To assess the value of different strategies for screening, prevention, and management of NCDs among PLHIV in LMICs, innovative research at the intersection of NCDs and HIV in LMICs is warranted (Table 1). Data needed include the incidence and prevalence of various NCDs among PLHIV in LMICs; screening and treatment outcomes; effects of NCDs on quality of life in PLHIV; and the costs associated with managing these co-morbidities. The specific assessment of integrated services and the implementation of best practices are also critical.

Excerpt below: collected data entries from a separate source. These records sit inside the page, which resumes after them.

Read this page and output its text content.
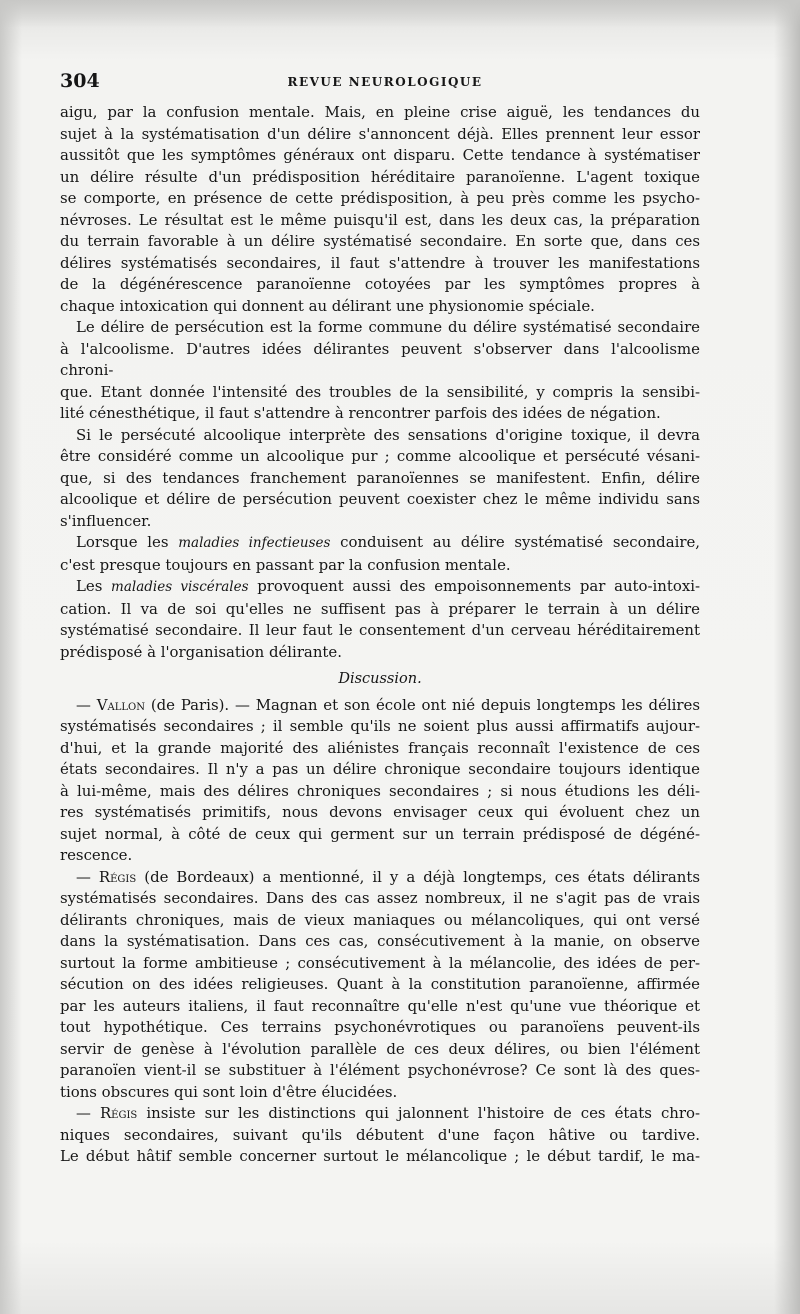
304	REVUE NEUROLOGIQUE

aigu, par la confusion mentale. Mais, en pleine crise aiguë, les tendances du

sujet à la systématisation d'un délire s'annoncent déjà. Elles prennent leur essor

aussitôt que les symptômes généraux ont disparu. Cette tendance à systématiser

un délire résulte d'un prédisposition héréditaire paranoïenne. L'agent toxique

se comporte, en présence de cette prédisposition, à peu près comme les psycho-

névroses. Le résultat est le même puisqu'il est, dans les deux cas, la préparation

du terrain favorable à un délire systématisé secondaire. En sorte que, dans ces

délires systématisés secondaires, il faut s'attendre à trouver les manifestations

de la dégénérescence paranoïenne cotoyées par les symptômes propres à

chaque intoxication qui donnent au délirant une physionomie spéciale.

Le délire de persécution est la forme commune du délire systématisé secondaire

à l'alcoolisme. D'autres idées délirantes peuvent s'observer dans l'alcoolisme chroni-

que. Etant donnée l'intensité des troubles de la sensibilité, y compris la sensibi-

lité cénesthétique, il faut s'attendre à rencontrer parfois des idées de négation.

Si le persécuté alcoolique interprète des sensations d'origine toxique, il devra

être considéré comme un alcoolique pur ; comme alcoolique et persécuté vésani-

que, si des tendances franchement paranoïennes se manifestent. Enfin, délire

alcoolique et délire de persécution peuvent coexister chez le même individu sans

s'influencer.

Lorsque les maladies infectieuses conduisent au délire systématisé secondaire,

c'est presque toujours en passant par la confusion mentale.

Les maladies viscérales provoquent aussi des empoisonnements par auto-intoxi-

cation. Il va de soi qu'elles ne suffisent pas à préparer le terrain à un délire

systématisé secondaire. Il leur faut le consentement d'un cerveau héréditairement

prédisposé à l'organisation délirante.

Discussion.

— Vallon (de Paris). — Magnan et son école ont nié depuis longtemps les délires

systématisés secondaires ; il semble qu'ils ne soient plus aussi affirmatifs aujour-

d'hui, et la grande majorité des aliénistes français reconnaît l'existence de ces

états secondaires. Il n'y a pas un délire chronique secondaire toujours identique

à lui-même, mais des délires chroniques secondaires ; si nous étudions les déli-

res systématisés primitifs, nous devons envisager ceux qui évoluent chez un

sujet normal, à côté de ceux qui germent sur un terrain prédisposé de dégéné-

rescence.

— Régis (de Bordeaux) a mentionné, il y a déjà longtemps, ces états délirants

systématisés secondaires. Dans des cas assez nombreux, il ne s'agit pas de vrais

délirants chroniques, mais de vieux maniaques ou mélancoliques, qui ont versé

dans la systématisation. Dans ces cas, consécutivement à la manie, on observe

surtout la forme ambitieuse ; consécutivement à la mélancolie, des idées de per-

sécution on des idées religieuses. Quant à la constitution paranoïenne, affirmée

par les auteurs italiens, il faut reconnaître qu'elle n'est qu'une vue théorique et

tout hypothétique. Ces terrains psychonévrotiques ou paranoïens peuvent-ils

servir de genèse à l'évolution parallèle de ces deux délires, ou bien l'élément

paranoïen vient-il se substituer à l'élément psychonévrose? Ce sont là des ques-

tions obscures qui sont loin d'être élucidées.

— Régis insiste sur les distinctions qui jalonnent l'histoire de ces états chro-

niques secondaires, suivant qu'ils débutent d'une façon hâtive ou tardive.

Le début hâtif semble concerner surtout le mélancolique ; le début tardif, le ma-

Clinical training of healthcare workers for NCD screening and treatment is necessary,^167,182 as is further training of students and health professionals in epidemiology and implementation science.¹⁸³ As new programmatic initiatives are developed for NCDs in LMICs, formal training in costing methodology, CEA, and budget impact analysis will offer opportunities for capacity building to assist policymakers at local, regional, and national levels.

Summary and Conclusions

The remarkable success of ART scale-up in LMICs has established an infrastructure for providing longitudinal medical care to millions of people. PLHIV are living longer and healthier lives but are now at risk for morbidity and mortality from NCDs. The clinical impact and costs of different strategies for NCD prevention, management, and diagnosis in PLHIV is beginning to be quantified. Implementation science can inform the adaptation and expansion of lessons learned from HIV and TB/HIV integrated care to NCDs. Optimal strategies will vary by country, setting, and the underlying burden of different NCDs. Cost-effectiveness and budget impact analysis, in addition to observational studies and randomized clinical trials, are complementary tools to assess the value of screening for and treatment of NCDs and can inform health policy in an era marked by very effective HIV therapy, a growing NCD burden, and increasingly limited resources.